Se realiza continuamente en ese signo sencillísimo, que es el
signo del pan y del vino. Dios, en la Eucaristía, está
presente y cercano al hombre con esa cercanía penetrante de su
muerte en la cruz, de la que ha brotado la potencia de la
resurrección. El hombre, mediante la Eucaristía, se hace
partícipe de esta potencia.
2. La Eucaristía es el Sacramento de la comunión.
Cristo se da a Sí mismo a cada uno de nosotros, que lo
recibimos bajo las especies eucarísticas. Se da a Sí mismo a
cada uno de nosotros que comemos el manjar eucarístico y
bebemos la bebida eucarística. Este comer es signo de la
comunión. Es signo de la unión espiritual, en la que el hombre
recibe a Cristo, se le ofrece la participación en su Espíritu,
encuentra de nuevo en Él particularmente íntima la relación
con el Padre: siente particularmente cercano el acceso a Él.

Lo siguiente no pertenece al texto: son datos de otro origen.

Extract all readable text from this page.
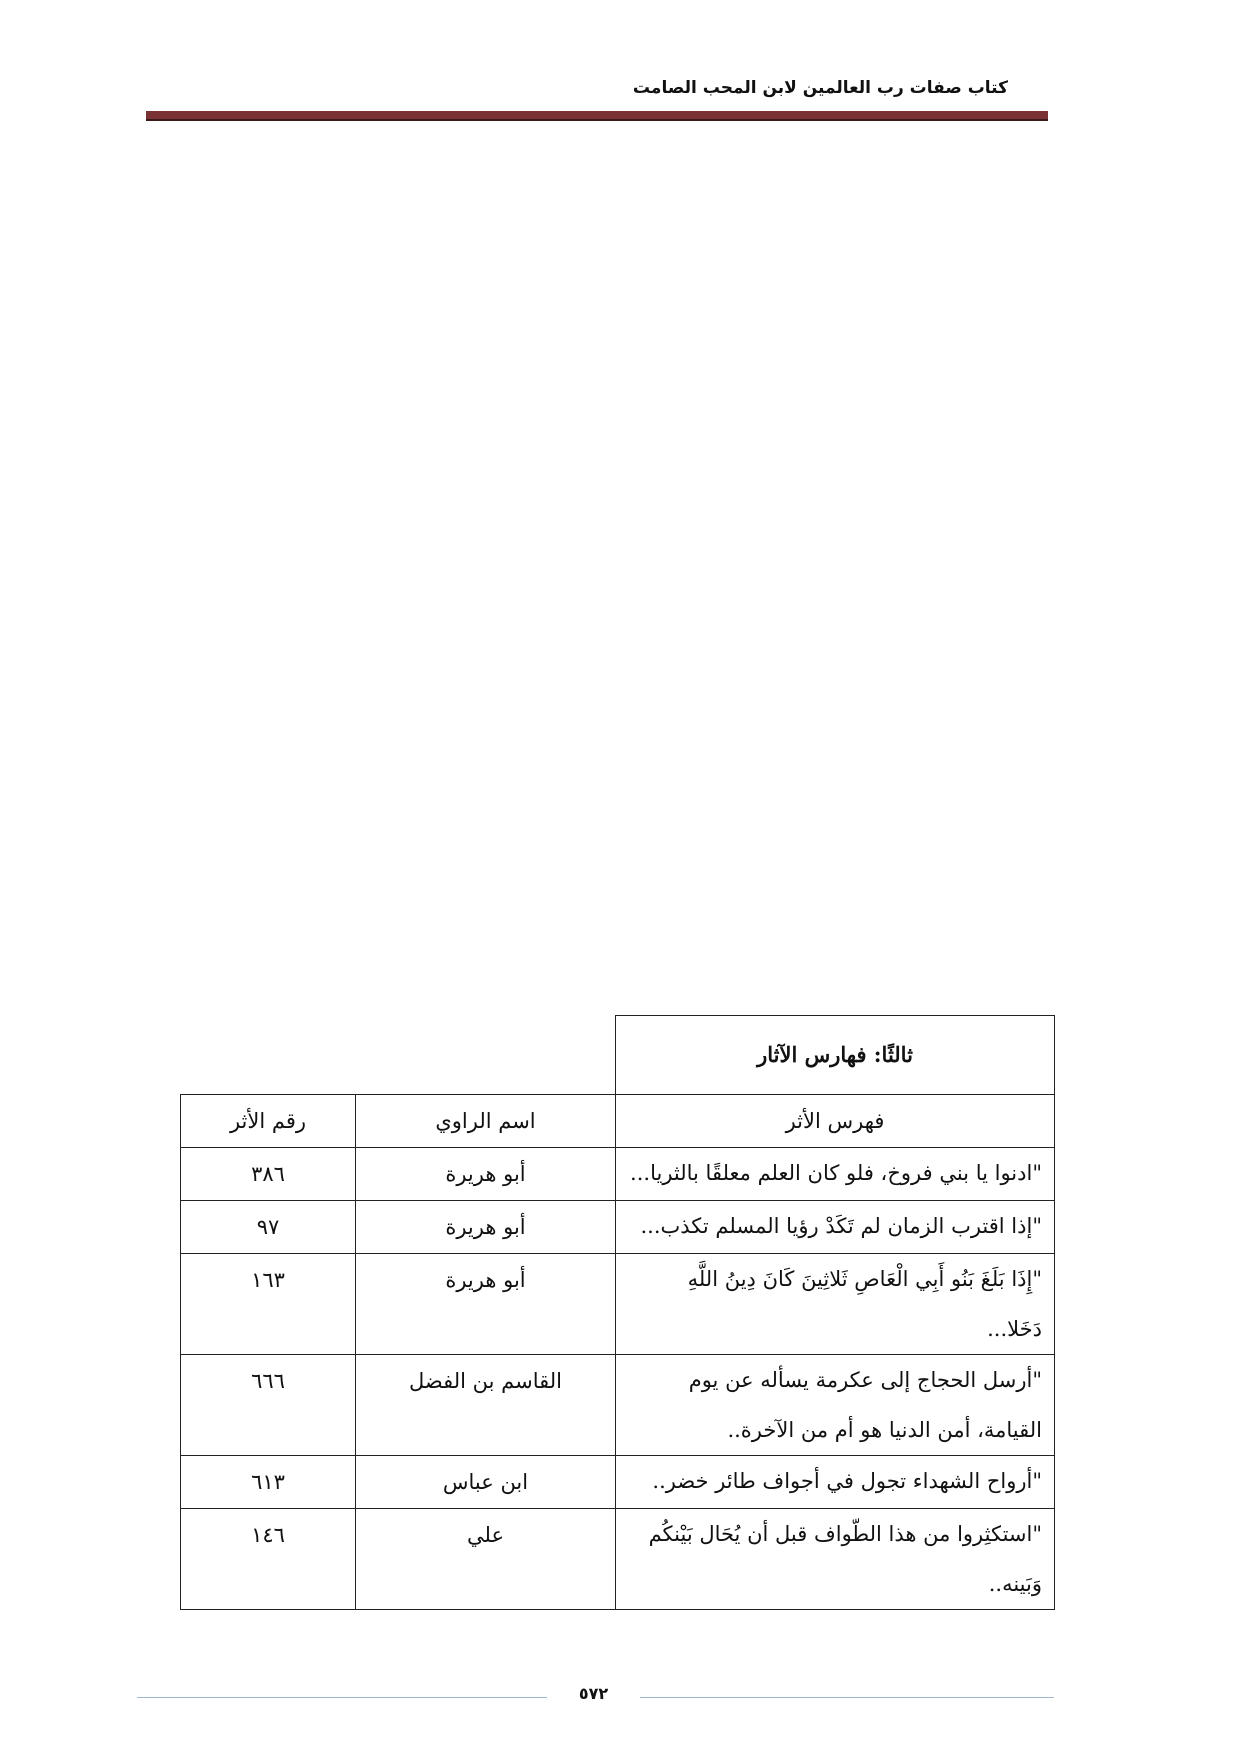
كتاب صفات رب العالمين لابن المحب الصامت
ثالثًا: فهارس الآثار		
فهرس الأثر	اسم الراوي	رقم الأثر
"ادنوا يا بني فروخ، فلو كان العلم معلقًا بالثريا...	أبو هريرة	٣٨٦
"إذا اقترب الزمان لم تَكَدْ رؤيا المسلم تكذب...	أبو هريرة	٩٧
"إِذَا بَلَغَ بَنُو أَبِي الْعَاصِ ثَلاثِينَ كَانَ دِينُ اللَّهِ دَخَلا...	أبو هريرة	١٦٣
"أرسل الحجاج إلى عكرمة يسأله عن يوم القيامة، أمن الدنيا هو أم من الآخرة..	القاسم بن الفضل	٦٦٦
"أرواح الشهداء تجول في أجواف طائر خضر..	ابن عباس	٦١٣
"استكثِروا من هذا الطّواف قبل أن يُحَال بَيْنكُم وَبَينه..	علي	١٤٦
٥٧٢
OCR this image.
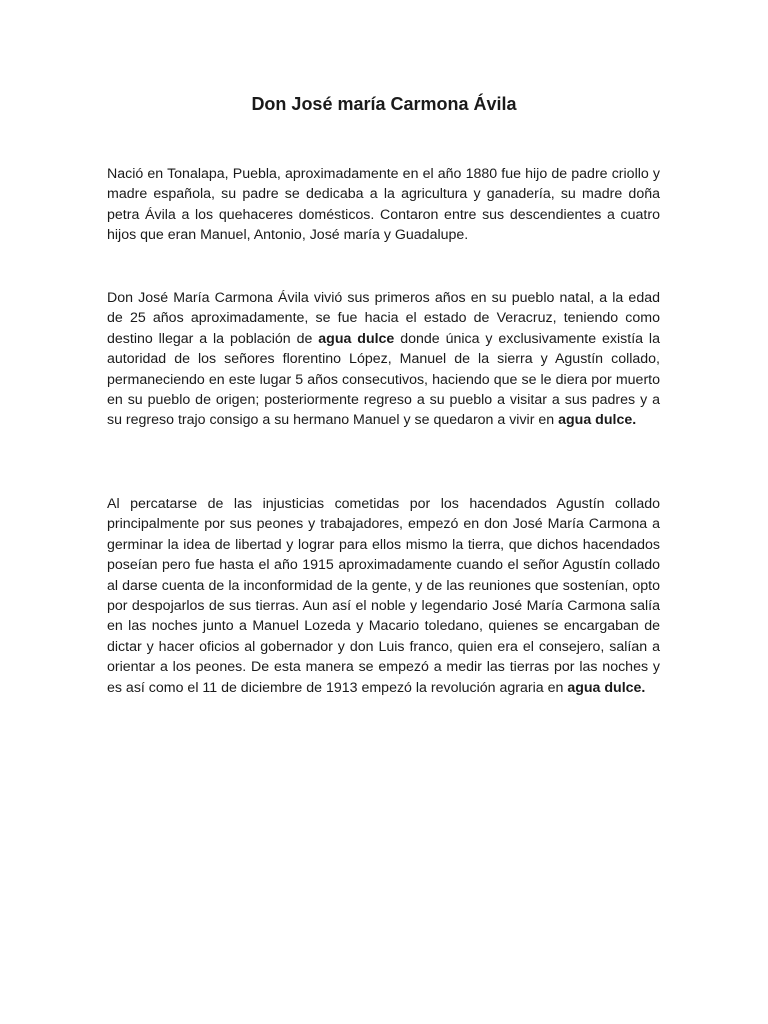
Don José maría Carmona Ávila

Nació en Tonalapa, Puebla, aproximadamente en el año 1880 fue hijo de padre criollo y madre española, su padre se dedicaba a la agricultura y ganadería, su madre doña petra Ávila a los quehaceres domésticos. Contaron entre sus descendientes a cuatro hijos que eran Manuel, Antonio, José maría y Guadalupe.

Don José María Carmona Ávila vivió sus primeros años en su pueblo natal, a la edad de 25 años aproximadamente, se fue hacia el estado de Veracruz, teniendo como destino llegar a la población de agua dulce donde única y exclusivamente existía la autoridad de los señores florentino López, Manuel de la sierra y Agustín collado, permaneciendo en este lugar 5 años consecutivos, haciendo que se le diera por muerto en su pueblo de origen; posteriormente regreso a su pueblo a visitar a sus padres y a su regreso trajo consigo a su hermano Manuel y se quedaron a vivir en agua dulce.

Al percatarse de las injusticias cometidas por los hacendados Agustín collado principalmente por sus peones y trabajadores, empezó en don José María Carmona a germinar la idea de libertad y lograr para ellos mismo la tierra, que dichos hacendados poseían pero fue hasta el año 1915 aproximadamente cuando el señor Agustín collado al darse cuenta de la inconformidad de la gente, y de las reuniones que sostenían, opto por despojarlos de sus tierras. Aun así el noble y legendario José María Carmona salía en las noches junto a Manuel Lozeda y Macario toledano, quienes se encargaban de dictar y hacer oficios al gobernador y don Luis franco, quien era el consejero, salían a orientar a los peones. De esta manera se empezó a medir las tierras por las noches y es así como el 11 de diciembre de 1913 empezó la revolución agraria en agua dulce.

En efecto, nos acercamos a la comunión eucarística,
recitando antes el "Padrenuestro".
Dice un gran poeta (Mickiewocz, Coloquios vespertinos):
"Hablo contigo, que reinas en el cielo y, que al mismo tiempo
eres huésped en la casa de mí espíritu... ¡Hablo contigo!, me
faltan palabras para Ti; tu pensamiento escucha cada uno de
mis pensamientos; reinas lejos y sirves en cercanía, Rey en
los cielos y en mi corazón sobre la Cruz..." .
La comunión es
un vínculo bilateral. Nos conviene decir, pues, que no sólo
recibimos a Cristo, no sólo lo recibe cada uno de nosotros en
este signo eucarístico, sino que también Cristo recibe a cada
uno de nosotros. Por así decirlo, Él acepta siempre en
este sacramento al hombre, lo hace su amigo, tal como dijo
en el Cenáculo: "Vosotros sois mis amigos" (Jn
15, 14). Esta acogida y la aceptación del hombre por parte
de Cristo es un beneficio inaudito. El hombre siente muy
profundamente el deseo de ser aceptado. Toda la vida del
hombre tiende en esta dirección, para ser acogido y aceptado
por Dios; y la Eucaristía expresa esto
sacramentalmente. Sin embargo, el hombre debe, como
dice San Pablo, "examinarse a sí mismo" (cf. 1 Cor 11,
28), de si es digno de ser aceptado por Cristo. La Eucaristía
es, en cierto sentido, un desafío constante para que el hombre
trate de ser aceptado, para que adapte su conciencia a las
exigencias de la santísima amistad divina.